Posted 27 May 2017
In my previous post I demonstrated an algorithm for processing a modulated IR signal to extract an intensity value, but the algorithm takes too long (at least on an Arduino Uno) to allow for 20 samples/cycle (admittedly way over the required Nyquist rate, but…). So I decided to explore ways of speeding up the algorithm.
First, the baseline: The starting point is the 17,384 μSec required to process 100 samples in the current algorithm, or 174 μSec/sample. At an input frequency of 520Hz, 20 samples/cycle is about 96 μSec/sample, so I’m off by a factor of 2 or so. And this is only for one channel, so I’m really off by a factor of 4 (for a 2-channel setup) or 8 (for my current 4-channel arrangement)
As an experiment, I reduced the running average length from 5 to 1 cycles, or from 100 to 20 samples. This reduces the shifting operation load by a factor of 5, and resulted in a total processing time of 1876 μSec for all 100 samples – wow!
Then I discovered I had failed to uncomment the line that loads the new running average value into the front of the running average array, so I put that back in and re-ran the measurement. This time the number came up as 10748 μSec! This is just not possible! It is impossible that 10,000 (100 iterations/sample, 100 samples) iterations of a copy operation from one location in the array to another one takes 1/10 the time as 100 iterations (1/sample) of a copy operation from a variable into the array – not possible!!!
But, since it was happening anyway – whether possible or not, I decided I was going to have to figure it out :-(. So, I changed the line
RunningAvg1 = (int)chan1Avg;
RunningAvg1 = 0;
and re-ran the measurement. This time the total for processing 100 samples was 1896 μSec – much more believable! So, what’s the difference between these two operations? The only thing I could think of is that it must take a lot of time to convert a double to an int.
So, I ran a test where I executed the ‘RunningAvg1 = (int)chan1Avg;’ line 10 times, all by itself, and measured the elapsed time. I got 72 μSec – a much more believable number, but not what I was expecting. Increasing the number of iterations to 100 resulted in an elapsed time of 672 μSec – consistent with 72 μSec for 10 iterations. That’s nice, but I’m still not any closer to figuring out what’s going on.
Well, after a bunch more experiments, I think I have the problem narrowed down to the use of floating point math on a few operations. I have seen some posts to the effect that floating point math is much slower than integer math on Arduino processors, and these experiments tend to bear that out. I should be OK with integer math everywhere, I hope ;-).
After completely re-writing the algorithm to eliminate floating point math (and correcting several logic errors – oops!), I re-ran the 100-element process for 1 channel, with the following results:
From the above Excel plot, it is clear that the algorithm successfully extracted the full-wave rectified value for the incoming modulated IR signal, and did so in only 3008 uSec for 100 samples. This should mean that I can easily handle up to three simultaneous channels, and maybe even four – YAY!
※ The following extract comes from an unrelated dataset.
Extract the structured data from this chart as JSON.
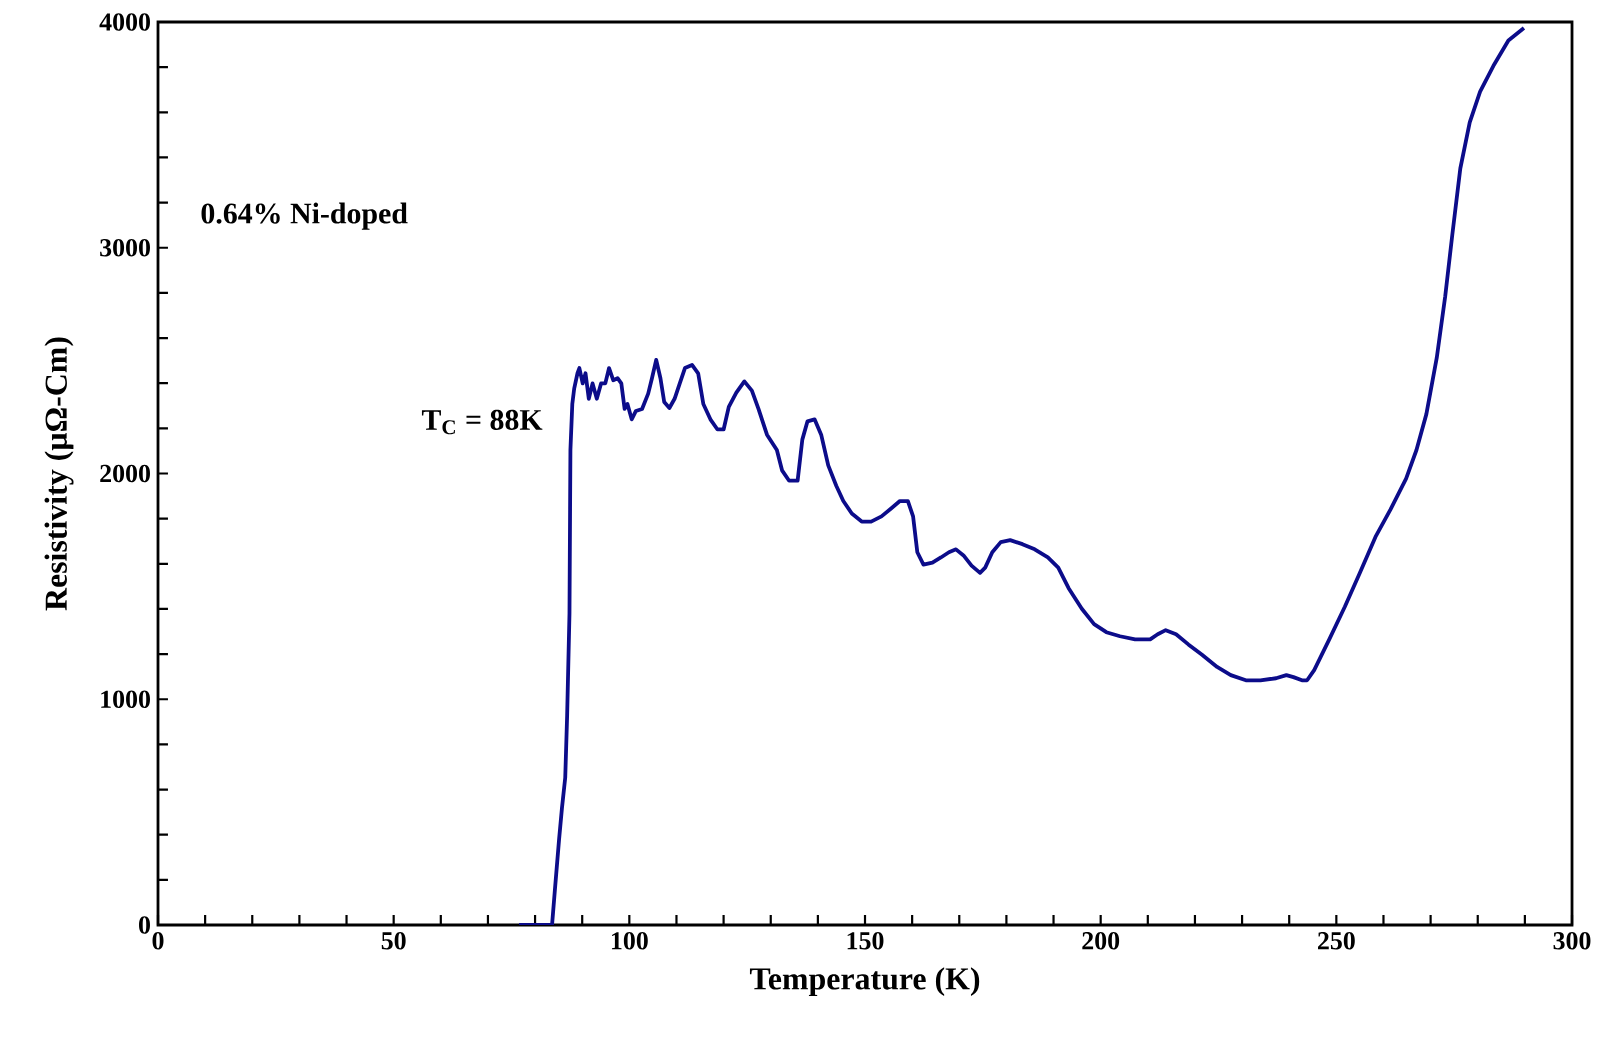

Another run with two simultaneous channels was made. The following Excel plot shows the Channel 2 results, along with the elapsed time for both channels.
The above results for two channels strongly suggests that all four channels in the current hardware implementation can be processed simultaneously while still maintaining a 20 sample/cycle sample rate. This is extremely good news, as it implies that I can ‘simply’ insert an Arduino Uno or equivalent between the detector array and the robot controller. The robot contoller will continue to see left/right analog values as before (but inverted – more positive is more signal), but background IR interference will be averaged out by the intermediate processor – cool!
Rather than use a Uno, which is physically very large, I hope to be able to use something like an Adafruit Arduino Pro Micro, as shown below:
This should fit just about anywhere (probably on top of the sunshade), and be very easy to integrate into the system – we’ll see.